Design Method of IPMSM Using Multi-objective Optimization Considering Mechanical Stress for High-Speed Electric Vehicles

This paper proposes an optimal design method of interior permanent magnet synchronous motors based on multi-objective optimization including the mechanical stress for high-speed electric vehicles (EVs). Optimization design of motors for high-speed EVs is a time–cost challenge, requiring the resolution of multi-objective problems such as various performance targets and constraints across multi-physics. To improve the optimization efficiency, we introduce a sequential multi-physics handling method that consists of a two-step optimal process. In each step, specific design variables are selected based on their predominant influence on electromagnetic and mechanical characteristics, respectively. The chosen variables are then applied to each problem to optimize the objective functions with constraints. In the first step, optimization is carried out for the electromagnetic problems using comprehensive design variables, which are relatively coarse for addressing mechanical problems.
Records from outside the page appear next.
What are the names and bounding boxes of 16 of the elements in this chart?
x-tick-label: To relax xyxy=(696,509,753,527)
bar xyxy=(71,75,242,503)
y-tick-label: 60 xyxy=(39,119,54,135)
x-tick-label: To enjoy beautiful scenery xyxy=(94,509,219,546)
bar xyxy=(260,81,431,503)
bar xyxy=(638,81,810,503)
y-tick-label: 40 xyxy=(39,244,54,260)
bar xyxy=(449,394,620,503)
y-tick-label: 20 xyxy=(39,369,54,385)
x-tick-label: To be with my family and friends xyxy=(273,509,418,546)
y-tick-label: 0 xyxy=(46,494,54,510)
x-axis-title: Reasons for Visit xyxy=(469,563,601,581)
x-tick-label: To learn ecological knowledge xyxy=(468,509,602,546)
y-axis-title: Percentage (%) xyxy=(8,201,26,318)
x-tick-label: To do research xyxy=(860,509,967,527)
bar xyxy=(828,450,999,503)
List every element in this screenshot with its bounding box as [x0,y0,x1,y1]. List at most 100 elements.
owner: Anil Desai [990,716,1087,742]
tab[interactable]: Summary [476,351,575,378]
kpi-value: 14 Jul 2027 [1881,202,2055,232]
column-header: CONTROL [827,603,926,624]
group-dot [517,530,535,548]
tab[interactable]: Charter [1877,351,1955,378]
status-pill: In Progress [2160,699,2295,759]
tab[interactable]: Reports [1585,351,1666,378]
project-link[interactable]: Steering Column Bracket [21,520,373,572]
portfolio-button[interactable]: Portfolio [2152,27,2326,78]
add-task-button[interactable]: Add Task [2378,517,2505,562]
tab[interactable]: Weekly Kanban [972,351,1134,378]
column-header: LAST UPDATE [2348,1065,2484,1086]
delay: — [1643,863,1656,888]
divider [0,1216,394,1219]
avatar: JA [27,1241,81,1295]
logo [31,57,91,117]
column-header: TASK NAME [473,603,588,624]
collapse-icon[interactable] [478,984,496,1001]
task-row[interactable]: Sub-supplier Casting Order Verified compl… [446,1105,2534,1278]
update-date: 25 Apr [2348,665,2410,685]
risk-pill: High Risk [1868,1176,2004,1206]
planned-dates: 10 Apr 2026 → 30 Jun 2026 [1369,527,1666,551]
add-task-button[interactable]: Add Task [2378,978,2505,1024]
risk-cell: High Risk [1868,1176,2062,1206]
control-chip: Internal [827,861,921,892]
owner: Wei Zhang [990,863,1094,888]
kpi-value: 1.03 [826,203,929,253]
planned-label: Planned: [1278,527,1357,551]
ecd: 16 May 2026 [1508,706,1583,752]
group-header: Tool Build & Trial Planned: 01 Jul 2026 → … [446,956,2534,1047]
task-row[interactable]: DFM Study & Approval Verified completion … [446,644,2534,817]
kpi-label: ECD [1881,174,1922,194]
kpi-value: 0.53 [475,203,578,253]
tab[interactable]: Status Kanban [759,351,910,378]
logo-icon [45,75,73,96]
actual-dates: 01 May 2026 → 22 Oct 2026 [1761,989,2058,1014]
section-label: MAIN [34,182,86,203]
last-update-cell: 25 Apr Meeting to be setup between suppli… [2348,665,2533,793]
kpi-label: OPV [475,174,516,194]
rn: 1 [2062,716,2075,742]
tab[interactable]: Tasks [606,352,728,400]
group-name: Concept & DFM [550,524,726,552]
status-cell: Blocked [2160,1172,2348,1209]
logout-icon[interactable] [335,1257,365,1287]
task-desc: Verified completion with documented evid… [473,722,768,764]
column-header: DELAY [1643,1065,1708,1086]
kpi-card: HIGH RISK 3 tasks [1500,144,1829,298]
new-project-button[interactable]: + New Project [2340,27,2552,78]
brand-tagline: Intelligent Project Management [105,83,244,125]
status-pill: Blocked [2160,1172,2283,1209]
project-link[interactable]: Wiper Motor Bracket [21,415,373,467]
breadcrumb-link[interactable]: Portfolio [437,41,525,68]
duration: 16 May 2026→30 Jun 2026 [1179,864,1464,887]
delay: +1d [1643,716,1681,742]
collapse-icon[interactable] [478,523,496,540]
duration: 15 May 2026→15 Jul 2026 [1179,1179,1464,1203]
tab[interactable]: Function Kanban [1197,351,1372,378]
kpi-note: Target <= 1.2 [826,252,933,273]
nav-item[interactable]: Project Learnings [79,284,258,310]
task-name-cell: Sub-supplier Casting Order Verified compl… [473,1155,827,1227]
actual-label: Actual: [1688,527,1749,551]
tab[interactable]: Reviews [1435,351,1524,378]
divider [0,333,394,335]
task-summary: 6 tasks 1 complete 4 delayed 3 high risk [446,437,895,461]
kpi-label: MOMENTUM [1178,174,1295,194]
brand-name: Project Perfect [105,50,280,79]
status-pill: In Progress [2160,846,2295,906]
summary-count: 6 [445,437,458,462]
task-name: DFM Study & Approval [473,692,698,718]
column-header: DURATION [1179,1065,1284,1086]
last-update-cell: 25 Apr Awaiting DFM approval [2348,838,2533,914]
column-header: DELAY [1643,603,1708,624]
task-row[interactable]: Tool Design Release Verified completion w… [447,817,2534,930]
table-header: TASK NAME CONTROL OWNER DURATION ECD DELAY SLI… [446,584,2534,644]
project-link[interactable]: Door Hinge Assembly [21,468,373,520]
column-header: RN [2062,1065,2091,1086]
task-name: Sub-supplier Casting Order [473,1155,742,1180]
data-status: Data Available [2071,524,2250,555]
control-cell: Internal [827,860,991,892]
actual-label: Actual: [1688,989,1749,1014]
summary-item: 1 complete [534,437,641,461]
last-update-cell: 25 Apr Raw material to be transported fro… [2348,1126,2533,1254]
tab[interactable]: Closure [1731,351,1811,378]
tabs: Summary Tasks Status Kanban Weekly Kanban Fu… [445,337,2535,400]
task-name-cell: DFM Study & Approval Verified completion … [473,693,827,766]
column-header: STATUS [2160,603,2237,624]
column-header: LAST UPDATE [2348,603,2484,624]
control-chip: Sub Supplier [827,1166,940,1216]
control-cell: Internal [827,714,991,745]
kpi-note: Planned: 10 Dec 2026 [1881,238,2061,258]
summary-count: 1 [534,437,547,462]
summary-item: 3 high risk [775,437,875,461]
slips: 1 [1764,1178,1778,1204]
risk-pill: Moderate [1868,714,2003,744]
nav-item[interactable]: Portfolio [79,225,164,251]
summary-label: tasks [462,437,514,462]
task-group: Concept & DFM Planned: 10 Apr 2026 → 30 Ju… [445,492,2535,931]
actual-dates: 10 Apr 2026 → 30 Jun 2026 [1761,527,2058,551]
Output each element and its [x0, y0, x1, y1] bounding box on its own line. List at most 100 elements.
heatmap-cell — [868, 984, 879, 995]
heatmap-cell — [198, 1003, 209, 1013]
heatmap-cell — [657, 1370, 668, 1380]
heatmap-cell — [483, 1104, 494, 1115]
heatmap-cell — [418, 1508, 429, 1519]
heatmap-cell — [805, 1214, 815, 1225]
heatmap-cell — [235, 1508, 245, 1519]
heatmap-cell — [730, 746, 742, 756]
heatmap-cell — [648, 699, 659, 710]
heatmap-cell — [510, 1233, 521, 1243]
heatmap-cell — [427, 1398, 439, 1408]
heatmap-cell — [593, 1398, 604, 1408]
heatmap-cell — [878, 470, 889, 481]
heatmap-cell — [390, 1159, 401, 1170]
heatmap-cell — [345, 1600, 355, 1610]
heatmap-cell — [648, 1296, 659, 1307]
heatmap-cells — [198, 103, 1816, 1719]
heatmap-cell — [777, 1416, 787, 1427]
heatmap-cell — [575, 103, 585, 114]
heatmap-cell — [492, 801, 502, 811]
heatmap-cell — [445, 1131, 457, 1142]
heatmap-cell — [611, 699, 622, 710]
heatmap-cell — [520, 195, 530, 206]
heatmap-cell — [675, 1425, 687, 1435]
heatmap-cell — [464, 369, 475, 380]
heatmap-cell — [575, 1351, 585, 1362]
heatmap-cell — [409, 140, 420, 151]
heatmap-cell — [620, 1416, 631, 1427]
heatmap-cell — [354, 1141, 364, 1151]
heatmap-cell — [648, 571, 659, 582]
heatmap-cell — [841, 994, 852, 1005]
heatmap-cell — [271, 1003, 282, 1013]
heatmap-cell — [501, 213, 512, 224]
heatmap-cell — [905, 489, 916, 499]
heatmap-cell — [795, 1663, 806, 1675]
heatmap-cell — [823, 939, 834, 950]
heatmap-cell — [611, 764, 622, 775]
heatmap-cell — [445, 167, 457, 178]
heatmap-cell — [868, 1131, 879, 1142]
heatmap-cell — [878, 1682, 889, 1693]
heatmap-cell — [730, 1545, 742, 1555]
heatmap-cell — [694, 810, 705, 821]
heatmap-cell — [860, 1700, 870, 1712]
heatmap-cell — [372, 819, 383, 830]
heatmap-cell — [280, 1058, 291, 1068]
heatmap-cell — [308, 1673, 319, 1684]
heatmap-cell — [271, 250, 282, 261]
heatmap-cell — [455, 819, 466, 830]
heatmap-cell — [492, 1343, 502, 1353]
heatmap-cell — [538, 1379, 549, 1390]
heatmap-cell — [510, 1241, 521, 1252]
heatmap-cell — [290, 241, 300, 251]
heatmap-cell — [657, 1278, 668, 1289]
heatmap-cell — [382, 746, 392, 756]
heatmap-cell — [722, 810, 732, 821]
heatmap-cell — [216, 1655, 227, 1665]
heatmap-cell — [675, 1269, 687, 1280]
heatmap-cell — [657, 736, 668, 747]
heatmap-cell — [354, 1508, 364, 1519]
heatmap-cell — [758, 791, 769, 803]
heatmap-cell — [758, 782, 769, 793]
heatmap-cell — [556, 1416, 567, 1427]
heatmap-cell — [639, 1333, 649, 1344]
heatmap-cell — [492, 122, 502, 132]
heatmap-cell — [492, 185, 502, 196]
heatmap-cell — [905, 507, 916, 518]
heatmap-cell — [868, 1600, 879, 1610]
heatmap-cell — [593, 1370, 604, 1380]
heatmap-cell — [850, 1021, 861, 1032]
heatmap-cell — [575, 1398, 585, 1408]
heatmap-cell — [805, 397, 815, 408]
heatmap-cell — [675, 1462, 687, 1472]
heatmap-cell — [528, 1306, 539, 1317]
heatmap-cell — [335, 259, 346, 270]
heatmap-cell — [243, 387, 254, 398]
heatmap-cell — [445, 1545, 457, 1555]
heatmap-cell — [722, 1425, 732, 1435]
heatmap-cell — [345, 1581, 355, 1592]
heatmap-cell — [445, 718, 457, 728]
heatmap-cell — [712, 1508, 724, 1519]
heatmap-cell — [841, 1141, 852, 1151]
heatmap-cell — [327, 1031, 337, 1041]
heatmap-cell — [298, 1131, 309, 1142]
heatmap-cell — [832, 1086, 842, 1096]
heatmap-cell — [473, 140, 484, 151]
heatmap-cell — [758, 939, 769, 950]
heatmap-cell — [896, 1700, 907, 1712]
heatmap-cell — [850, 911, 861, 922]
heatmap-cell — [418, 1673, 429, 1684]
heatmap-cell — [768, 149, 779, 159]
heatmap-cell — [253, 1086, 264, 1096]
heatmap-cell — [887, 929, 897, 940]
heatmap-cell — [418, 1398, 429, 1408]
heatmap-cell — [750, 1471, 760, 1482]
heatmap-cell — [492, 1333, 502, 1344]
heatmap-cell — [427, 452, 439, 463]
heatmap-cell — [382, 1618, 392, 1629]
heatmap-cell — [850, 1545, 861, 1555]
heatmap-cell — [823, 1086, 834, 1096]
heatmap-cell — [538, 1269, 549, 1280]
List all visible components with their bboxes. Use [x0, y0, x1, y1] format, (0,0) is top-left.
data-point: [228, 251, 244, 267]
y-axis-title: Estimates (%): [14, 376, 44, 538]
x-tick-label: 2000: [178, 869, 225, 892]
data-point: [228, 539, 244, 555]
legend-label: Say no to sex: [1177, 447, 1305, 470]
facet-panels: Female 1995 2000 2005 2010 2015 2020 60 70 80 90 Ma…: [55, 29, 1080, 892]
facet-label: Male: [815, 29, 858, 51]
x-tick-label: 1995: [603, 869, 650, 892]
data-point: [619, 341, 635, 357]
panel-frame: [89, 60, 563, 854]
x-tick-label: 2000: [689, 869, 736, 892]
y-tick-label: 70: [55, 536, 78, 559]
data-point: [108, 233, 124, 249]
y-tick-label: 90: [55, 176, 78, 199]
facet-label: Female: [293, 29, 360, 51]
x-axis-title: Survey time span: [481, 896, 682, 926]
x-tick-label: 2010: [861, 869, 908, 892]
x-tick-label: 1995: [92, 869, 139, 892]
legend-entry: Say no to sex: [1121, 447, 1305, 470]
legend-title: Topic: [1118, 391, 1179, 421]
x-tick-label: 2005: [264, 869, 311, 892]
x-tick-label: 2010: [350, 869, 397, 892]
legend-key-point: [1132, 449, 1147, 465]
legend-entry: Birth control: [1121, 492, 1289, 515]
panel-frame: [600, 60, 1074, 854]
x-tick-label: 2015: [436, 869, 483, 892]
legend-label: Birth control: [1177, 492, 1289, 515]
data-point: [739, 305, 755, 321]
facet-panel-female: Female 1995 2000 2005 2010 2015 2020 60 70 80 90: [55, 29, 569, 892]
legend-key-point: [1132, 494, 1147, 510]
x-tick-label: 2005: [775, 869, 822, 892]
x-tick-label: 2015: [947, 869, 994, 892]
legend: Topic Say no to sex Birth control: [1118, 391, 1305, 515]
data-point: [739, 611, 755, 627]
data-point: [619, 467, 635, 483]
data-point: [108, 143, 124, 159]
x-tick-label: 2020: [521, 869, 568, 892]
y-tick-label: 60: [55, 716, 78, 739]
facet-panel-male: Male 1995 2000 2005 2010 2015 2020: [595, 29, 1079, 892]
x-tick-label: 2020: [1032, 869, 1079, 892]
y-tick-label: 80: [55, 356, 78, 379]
In the second step, particularly relying on specific variables that mainly influence mechanical stress, optimization considering mechanical stress is performed with the final model of the first step. As a result, dividing the design process into two steps, complex high-dimensional problems are treated as low-dimensional problems that apply appropriate design variables for each physics problem. To simultaneously optimize and precisely evaluate motor characteristics, a multi-objective optimization, and the finite element method are employed in the design process. Finally, we verified the proposed method by designing an IPMSM for high-speed EVs that satisfies all requirements.